A cultural approach to conflict resolution assumes that conflicts do not just involve basic human needs and interests such as territory, economic prosperity and natural resources, and that their resolution is not governed by power politics. Some suggest that culture rests at the heart of many conflicts, particularly in respect of communist or former communist countries, and conflicts in the Middle East and Asia. Others who adopt a cultural approach suggest that conflicts, although in essence pragmatic, can only be successfully mediated and resolved if culture is taken into account.
The Australian academic, politician and diplomat Dr. John Wear Burton (1915-2010) proposed that culture is unimportant in conflict because all humans have the same needs that are non-negotiable and unalterable. He suggested that people will pursue the satisfaction of their needs regardless of the cost. This is consonant with a cultural evolutionary approach which sees conflict as a competition for scarce resources in which only the "fittest" will survive. Ira William Zartman, an emeritus professor at the Paul H. Nitze School of Advanced International Studies (SAIS) of Johns Hopkins University, who served on the United States National Advisory Committee of the Middle East Policy Council, suggested that culture only affects negotiation through style and language. Like Burton, he argued that culture is always trumped by power.
The Norwegian sociologist Johan Galtung (1930-), a founder of the discipline of peace and conflict studies, defined, in his book Peace, Violence and Imperialism, three forms of violence: direct, structural and cultural. He suggested that cultural violence occurs as a result of cultural assumptions. These can result in direct or structural violence. For example, a culture might show indifference toward those who are disabled, or even consider their extermination or expulsion a good thing. Ethnic cleansing occurs when cultural violence leads to direct and possibly structural violence.
John Paul Lederach's elicitive methods of conflict resolution, which he calls conflict transformation, emphasize that culture provides the logic by which people reason. His academic work is laden with examples from his experience in the field as a mediator in Somalia, Northern Ireland, Nicaragua, Colombia and Nepal. Similarly, Robert Jervis (1940-) the Adlai E. Stevenson Professor of International Affairs at Columbia University argued that international politics is not governed by the cost-benefit logic of the state but by fuzzy logic used to set the rules of behavior. Wolfgang Dietrich (1956-), the UNESCO Chair for Peace Studies at the University of Innsbruck, Austria, proposed a classification of peace interpretations that is culture-based: moral, energetic, modern, post-modern and trans-rational. A trans-rational approach favors cultural, relational methods of conflict transformation that go beyond pragmatic and interest-led diplomacy.

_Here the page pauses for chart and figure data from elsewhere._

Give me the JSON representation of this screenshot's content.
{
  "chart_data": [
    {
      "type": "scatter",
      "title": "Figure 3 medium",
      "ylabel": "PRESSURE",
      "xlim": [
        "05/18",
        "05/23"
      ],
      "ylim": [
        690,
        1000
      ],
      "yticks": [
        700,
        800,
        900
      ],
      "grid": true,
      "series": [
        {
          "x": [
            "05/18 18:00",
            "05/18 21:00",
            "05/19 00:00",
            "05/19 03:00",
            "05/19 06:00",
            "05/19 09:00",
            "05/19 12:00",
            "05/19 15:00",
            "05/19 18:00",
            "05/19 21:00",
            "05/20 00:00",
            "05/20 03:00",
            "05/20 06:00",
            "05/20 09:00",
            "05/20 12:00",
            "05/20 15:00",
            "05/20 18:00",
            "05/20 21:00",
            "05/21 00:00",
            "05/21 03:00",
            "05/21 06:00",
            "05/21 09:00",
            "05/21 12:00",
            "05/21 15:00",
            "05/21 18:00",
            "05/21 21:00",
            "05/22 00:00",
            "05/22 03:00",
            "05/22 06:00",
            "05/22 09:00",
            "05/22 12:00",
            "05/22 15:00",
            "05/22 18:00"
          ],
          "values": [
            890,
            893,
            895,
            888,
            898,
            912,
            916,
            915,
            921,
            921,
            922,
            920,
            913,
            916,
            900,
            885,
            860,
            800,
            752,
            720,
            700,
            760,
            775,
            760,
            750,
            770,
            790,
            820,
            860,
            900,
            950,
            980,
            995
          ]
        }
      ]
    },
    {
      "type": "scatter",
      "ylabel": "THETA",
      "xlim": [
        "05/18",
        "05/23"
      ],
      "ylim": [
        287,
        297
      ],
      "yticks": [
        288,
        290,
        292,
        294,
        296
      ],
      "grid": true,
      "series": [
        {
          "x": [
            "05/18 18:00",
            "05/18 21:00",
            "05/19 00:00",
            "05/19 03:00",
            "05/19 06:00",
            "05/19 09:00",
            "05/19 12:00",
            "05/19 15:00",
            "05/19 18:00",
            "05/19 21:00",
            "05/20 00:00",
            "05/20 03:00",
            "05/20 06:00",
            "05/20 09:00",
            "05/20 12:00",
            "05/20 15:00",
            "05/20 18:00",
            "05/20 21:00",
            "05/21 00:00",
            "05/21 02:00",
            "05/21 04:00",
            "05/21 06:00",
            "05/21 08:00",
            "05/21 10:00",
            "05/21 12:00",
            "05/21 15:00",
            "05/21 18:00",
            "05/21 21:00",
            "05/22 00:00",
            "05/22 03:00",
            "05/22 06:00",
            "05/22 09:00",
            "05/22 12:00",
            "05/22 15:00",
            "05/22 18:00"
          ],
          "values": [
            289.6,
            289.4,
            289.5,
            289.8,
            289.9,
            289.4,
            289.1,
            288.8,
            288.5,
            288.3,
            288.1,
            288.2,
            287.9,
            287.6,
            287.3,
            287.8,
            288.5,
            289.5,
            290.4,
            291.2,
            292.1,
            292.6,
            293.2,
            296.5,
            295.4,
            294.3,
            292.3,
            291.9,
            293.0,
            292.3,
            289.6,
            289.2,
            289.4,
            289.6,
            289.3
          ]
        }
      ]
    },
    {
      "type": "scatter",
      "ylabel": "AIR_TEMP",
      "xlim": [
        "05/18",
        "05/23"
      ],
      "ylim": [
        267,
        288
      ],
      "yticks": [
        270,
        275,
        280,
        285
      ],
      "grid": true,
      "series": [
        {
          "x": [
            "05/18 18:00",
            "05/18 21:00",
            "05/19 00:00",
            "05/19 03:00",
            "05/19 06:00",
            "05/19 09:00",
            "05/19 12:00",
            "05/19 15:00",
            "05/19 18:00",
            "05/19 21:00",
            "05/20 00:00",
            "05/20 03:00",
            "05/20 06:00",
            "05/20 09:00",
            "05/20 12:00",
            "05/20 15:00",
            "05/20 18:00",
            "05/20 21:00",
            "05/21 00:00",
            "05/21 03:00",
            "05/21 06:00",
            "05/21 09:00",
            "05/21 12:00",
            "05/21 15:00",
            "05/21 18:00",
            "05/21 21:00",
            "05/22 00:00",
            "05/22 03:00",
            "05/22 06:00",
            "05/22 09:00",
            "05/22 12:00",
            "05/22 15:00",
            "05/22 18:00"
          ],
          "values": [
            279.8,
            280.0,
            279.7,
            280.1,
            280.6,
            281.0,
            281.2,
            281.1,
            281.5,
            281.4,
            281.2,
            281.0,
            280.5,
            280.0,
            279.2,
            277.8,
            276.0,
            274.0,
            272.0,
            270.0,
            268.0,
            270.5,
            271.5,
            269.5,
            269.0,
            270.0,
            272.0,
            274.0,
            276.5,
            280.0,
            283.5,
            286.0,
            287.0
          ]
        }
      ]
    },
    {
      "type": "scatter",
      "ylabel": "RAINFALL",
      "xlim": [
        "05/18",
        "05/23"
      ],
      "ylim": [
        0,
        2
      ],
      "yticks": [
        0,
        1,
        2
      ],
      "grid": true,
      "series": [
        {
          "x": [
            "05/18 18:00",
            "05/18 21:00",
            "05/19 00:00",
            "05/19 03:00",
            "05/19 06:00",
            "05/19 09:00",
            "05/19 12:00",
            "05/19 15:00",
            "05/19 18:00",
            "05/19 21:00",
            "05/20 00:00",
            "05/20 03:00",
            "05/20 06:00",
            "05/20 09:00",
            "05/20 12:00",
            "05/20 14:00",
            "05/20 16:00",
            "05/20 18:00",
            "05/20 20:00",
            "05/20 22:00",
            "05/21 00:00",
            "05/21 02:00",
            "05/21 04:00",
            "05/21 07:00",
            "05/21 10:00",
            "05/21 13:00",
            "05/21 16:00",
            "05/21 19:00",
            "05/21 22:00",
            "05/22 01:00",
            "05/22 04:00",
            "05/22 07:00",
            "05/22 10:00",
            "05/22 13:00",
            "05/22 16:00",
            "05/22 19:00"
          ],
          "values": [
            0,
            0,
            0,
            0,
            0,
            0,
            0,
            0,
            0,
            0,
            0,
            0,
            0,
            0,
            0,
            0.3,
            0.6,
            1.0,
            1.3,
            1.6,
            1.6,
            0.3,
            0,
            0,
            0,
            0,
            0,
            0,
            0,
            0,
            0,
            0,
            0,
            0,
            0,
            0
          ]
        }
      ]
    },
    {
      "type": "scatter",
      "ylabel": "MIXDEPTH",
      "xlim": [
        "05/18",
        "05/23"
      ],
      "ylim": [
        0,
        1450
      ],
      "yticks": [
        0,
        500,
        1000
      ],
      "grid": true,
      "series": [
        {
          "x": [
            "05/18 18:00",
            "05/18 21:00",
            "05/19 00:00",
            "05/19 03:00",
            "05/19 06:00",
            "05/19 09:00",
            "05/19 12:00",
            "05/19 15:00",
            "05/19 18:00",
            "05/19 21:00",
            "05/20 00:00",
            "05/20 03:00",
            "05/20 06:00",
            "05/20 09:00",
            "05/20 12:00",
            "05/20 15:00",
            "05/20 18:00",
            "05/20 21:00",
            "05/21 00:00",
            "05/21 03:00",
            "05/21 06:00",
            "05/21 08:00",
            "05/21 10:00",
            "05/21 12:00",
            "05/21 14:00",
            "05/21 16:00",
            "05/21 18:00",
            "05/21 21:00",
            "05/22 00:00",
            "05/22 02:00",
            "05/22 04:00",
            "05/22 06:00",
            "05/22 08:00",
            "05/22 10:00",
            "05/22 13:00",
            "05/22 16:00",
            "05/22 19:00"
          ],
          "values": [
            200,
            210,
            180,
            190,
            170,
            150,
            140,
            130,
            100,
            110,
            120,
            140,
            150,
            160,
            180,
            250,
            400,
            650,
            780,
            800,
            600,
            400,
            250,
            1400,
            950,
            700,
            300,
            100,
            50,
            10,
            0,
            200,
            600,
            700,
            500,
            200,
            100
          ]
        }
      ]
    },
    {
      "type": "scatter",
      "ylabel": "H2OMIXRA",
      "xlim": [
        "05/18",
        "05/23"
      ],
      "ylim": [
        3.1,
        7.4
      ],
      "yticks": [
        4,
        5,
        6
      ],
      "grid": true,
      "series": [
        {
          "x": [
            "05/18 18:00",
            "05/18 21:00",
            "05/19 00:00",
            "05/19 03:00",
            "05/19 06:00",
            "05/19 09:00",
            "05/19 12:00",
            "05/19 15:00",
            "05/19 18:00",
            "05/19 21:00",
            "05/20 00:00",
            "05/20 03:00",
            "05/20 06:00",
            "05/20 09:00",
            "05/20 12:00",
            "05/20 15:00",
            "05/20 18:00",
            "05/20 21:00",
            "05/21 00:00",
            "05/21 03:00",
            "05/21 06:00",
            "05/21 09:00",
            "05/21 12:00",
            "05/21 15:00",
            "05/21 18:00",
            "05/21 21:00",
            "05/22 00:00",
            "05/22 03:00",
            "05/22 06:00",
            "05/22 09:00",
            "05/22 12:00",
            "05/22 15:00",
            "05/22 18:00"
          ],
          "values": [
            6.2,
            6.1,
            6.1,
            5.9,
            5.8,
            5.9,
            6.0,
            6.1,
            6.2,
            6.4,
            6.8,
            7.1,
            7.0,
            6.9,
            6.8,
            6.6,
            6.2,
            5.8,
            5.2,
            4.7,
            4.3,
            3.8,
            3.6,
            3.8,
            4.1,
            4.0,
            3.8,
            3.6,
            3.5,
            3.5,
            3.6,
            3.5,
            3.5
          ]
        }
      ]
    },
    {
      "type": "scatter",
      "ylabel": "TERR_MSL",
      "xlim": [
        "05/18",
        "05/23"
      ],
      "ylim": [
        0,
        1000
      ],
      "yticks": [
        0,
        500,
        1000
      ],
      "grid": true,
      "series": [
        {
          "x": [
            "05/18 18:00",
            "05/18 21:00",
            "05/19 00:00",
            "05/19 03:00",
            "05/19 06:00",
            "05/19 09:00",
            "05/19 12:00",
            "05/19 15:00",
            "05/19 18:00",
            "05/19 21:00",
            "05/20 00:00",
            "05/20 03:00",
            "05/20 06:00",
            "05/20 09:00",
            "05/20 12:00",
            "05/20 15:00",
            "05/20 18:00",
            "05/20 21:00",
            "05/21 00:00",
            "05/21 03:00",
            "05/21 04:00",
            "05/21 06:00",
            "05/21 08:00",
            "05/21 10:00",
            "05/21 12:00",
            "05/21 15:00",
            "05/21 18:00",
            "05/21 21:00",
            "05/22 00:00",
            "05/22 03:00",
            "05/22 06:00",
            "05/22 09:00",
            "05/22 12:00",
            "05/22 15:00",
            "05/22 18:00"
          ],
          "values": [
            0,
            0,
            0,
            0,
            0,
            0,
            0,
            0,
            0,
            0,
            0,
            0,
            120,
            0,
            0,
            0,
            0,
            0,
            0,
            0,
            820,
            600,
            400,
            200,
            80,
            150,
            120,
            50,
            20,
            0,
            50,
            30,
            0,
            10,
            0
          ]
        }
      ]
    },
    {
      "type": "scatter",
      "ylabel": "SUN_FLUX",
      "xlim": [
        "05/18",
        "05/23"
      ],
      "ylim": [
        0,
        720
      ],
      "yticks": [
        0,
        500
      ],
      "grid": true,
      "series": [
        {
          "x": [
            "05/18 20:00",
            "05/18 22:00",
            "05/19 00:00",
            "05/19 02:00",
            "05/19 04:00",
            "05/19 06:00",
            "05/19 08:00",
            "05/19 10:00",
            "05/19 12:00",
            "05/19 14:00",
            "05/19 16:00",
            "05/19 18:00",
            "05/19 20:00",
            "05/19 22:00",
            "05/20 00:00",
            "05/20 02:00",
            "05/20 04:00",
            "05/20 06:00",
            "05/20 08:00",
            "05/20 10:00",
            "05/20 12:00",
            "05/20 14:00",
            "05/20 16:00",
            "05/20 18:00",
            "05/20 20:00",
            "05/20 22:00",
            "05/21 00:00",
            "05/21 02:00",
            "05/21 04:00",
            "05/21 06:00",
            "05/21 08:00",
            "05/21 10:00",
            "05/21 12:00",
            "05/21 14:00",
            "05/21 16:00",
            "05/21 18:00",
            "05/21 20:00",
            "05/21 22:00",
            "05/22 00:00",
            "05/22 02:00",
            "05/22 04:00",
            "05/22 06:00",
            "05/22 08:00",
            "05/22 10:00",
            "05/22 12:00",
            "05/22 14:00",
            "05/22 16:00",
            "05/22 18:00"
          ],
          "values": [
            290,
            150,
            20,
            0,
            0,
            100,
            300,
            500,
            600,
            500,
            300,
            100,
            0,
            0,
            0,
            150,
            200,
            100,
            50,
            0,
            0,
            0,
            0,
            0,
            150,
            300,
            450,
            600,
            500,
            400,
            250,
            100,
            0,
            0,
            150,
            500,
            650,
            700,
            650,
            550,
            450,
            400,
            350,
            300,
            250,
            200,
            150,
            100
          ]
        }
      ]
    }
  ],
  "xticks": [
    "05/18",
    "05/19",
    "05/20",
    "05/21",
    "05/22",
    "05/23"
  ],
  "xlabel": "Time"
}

Dr. Mohamed Rabie argued that Westerners should not judge Middle Eastern and post-communist conflicts by Western rules of culture or assume that they are material and interest based. Rabie advocates incorporating cultural attitudes into models of conflict resolution and the involvement of bicultural individuals in mediation.
Those against a cultural or trans-rational approach argue that it will not produce practical directives for resolving or managing global conflicts since ideology trumps pragmatism and objectivity. Recognizing aggressive cultural tendencies or ardent counter-Western, or counter-establishment attitudes can be seen as openly or tacitly supporting terrorism or radicalism as an acceptable strategy for the 'disempowered' to rectify their grievances, real or perceived, against the ‘powerful'. Cultural understanding tends to be advocated by the left-wing, which may give an unbalanced understanding of the cultural issues involved.
An argument in favor of the cultural approach rather than pragmatic approach is that the majority of armed conflicts in the twentieth and twenty-first centuries have been ended through negotiations, not military solutions, which suggests that culture and ideology, rather than basic resources does play a major role. This was posited by Dean E. Peachey and others in their book In Defence of Peace Studies.
In their book Making War and Peace, Michael Doyle and Nicolas Sambanis suggest that a cultural approach can confirm, rather than undermine, cross-cultural consensus on the importance of human security, human rights, development, democracy, and the rule of law.
In any event, some pragmatists also argue that while a conflict may ultimately be about resources rather than ideologies, diplomacy cannot contribute to resolving most conflicts without taking into account the cultural approach of those involved. They identify culture as defining the approach, communications and modus operandi of negotiators, which are a sine qua non of successful intervention. Without cultural sensitivity it is unlikely that those involved will participate or reach an outcome that can be implemented.